Picture of Joy Wagner, LMFT-IT

Joy Wagner, LMFT-IT

How do I know if I am doing this relationship thing right?!?

We learn about relationships from the time that we are in the womb. We need close relationships as much as we need food and water. We learn how to have relationships from our families, friends, movies, books, etc. Some of the things we learn are helpful and others not so much. Some people have been through very traumatic events and relationships that affect their ability to trust, love, and accept love and trust. No matter what the experience has been a healthy relationship can bring healing and learning.

Sometimes we operate in our relationships from a place of fear such as fear of rejection, being alone, pain, etc. Operating from a place of fear creates a lot of issues in relationships and often looks like anger. It does not bring openness and trust. Fear can feel necessary to providing protection from further pain. That might be true if you don’t mind being alone. However, if what you want is to be in relationship to others, then finding healthier ways to protect yourself by learning about your boundaries, respecting others’ boundaries, and learning to use your voice to let others know about those boundaries respectfully.

Sometimes we can operate in our relationships from a place of self-awareness and awareness of others. This means that we recognize and acknowledge the negative stuff we are bringing into the relationship and we try to seek to understand and respect the needs and experience of the other person.

Whatever your experience level is, all relationships work in a cycle. According to Terrence Real, a healthy relationship moves from harmony to disharmony to repair and then back to harmony. Hopefully we learn how to move our relationships from disharmony to repair in order to bring it back to harmony. It is possible to live with a relationship that remains in disharmony for a time but if it is never able to move from repair back into harmony, the relationship will remain in a very low-quality state or it may even be ended by one partner or both.
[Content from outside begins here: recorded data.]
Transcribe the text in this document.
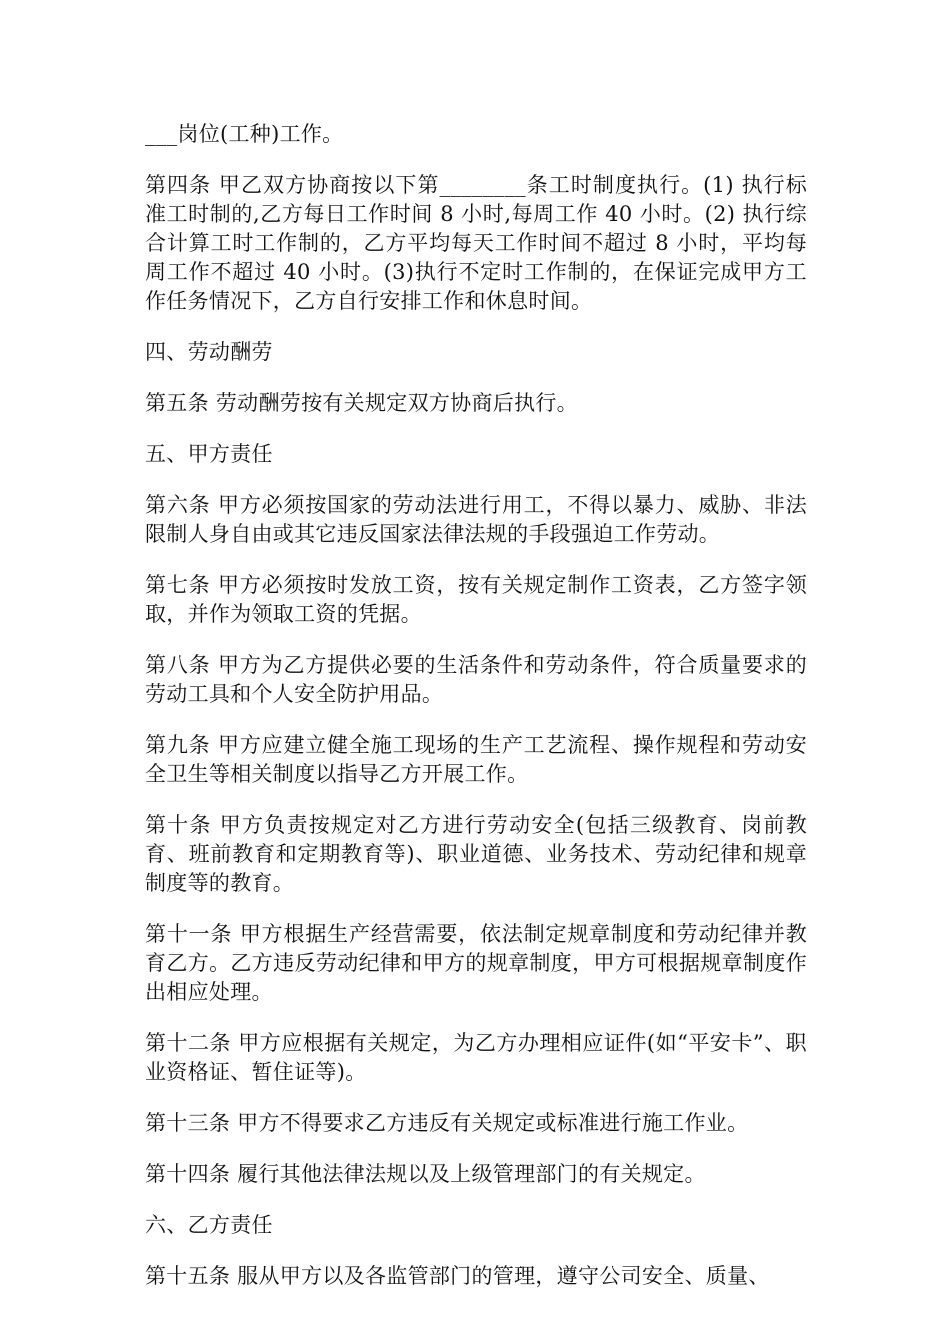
___岗位(工种)工作。

第四条 甲乙双方协商按以下第________条工时制度执行。(1) 执行标准工时制的,乙方每日工作时间 8 小时,每周工作 40 小时。(2) 执行综合计算工时工作制的，乙方平均每天工作时间不超过 8 小时，平均每周工作不超过 40 小时。(3)执行不定时工作制的，在保证完成甲方工作任务情况下，乙方自行安排工作和休息时间。

四、劳动酬劳

第五条 劳动酬劳按有关规定双方协商后执行。

五、甲方责任

第六条 甲方必须按国家的劳动法进行用工，不得以暴力、威胁、非法限制人身自由或其它违反国家法律法规的手段强迫工作劳动。

第七条 甲方必须按时发放工资，按有关规定制作工资表，乙方签字领取，并作为领取工资的凭据。

第八条 甲方为乙方提供必要的生活条件和劳动条件，符合质量要求的劳动工具和个人安全防护用品。

第九条 甲方应建立健全施工现场的生产工艺流程、操作规程和劳动安全卫生等相关制度以指导乙方开展工作。

第十条 甲方负责按规定对乙方进行劳动安全(包括三级教育、岗前教育、班前教育和定期教育等)、职业道德、业务技术、劳动纪律和规章制度等的教育。

第十一条 甲方根据生产经营需要，依法制定规章制度和劳动纪律并教育乙方。乙方违反劳动纪律和甲方的规章制度，甲方可根据规章制度作出相应处理。

第十二条 甲方应根据有关规定，为乙方办理相应证件(如“平安卡”、职业资格证、暂住证等)。

第十三条 甲方不得要求乙方违反有关规定或标准进行施工作业。

第十四条 履行其他法律法规以及上级管理部门的有关规定。

六、乙方责任

第十五条 服从甲方以及各监管部门的管理，遵守公司安全、质量、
One reason for remaining in disharmony goes back to living in that fear state and not wanting to speak our truth for fear of rejection or pain. As human beings, we are constantly growing and changing whether we like it or not. Our relationships must grow and change with us. We must learn to communicate our needs and learn to receive the needs of others. This might cause some disagreements and even bad feelings, however, that does not mean there is something wrong with the relationship or the other person. If you can’t move from the disharmony into repair or if you get stuck bouncing back between repair attempts and disharmony, then asking for help from a professional might be necessary. There is no shame in having sticky spots in your relationships that are difficult to maneuver. Even the best relationships have sticky spots. You can know you are doing relationships right by being able to move through the relationship cycle and asking for help as needed.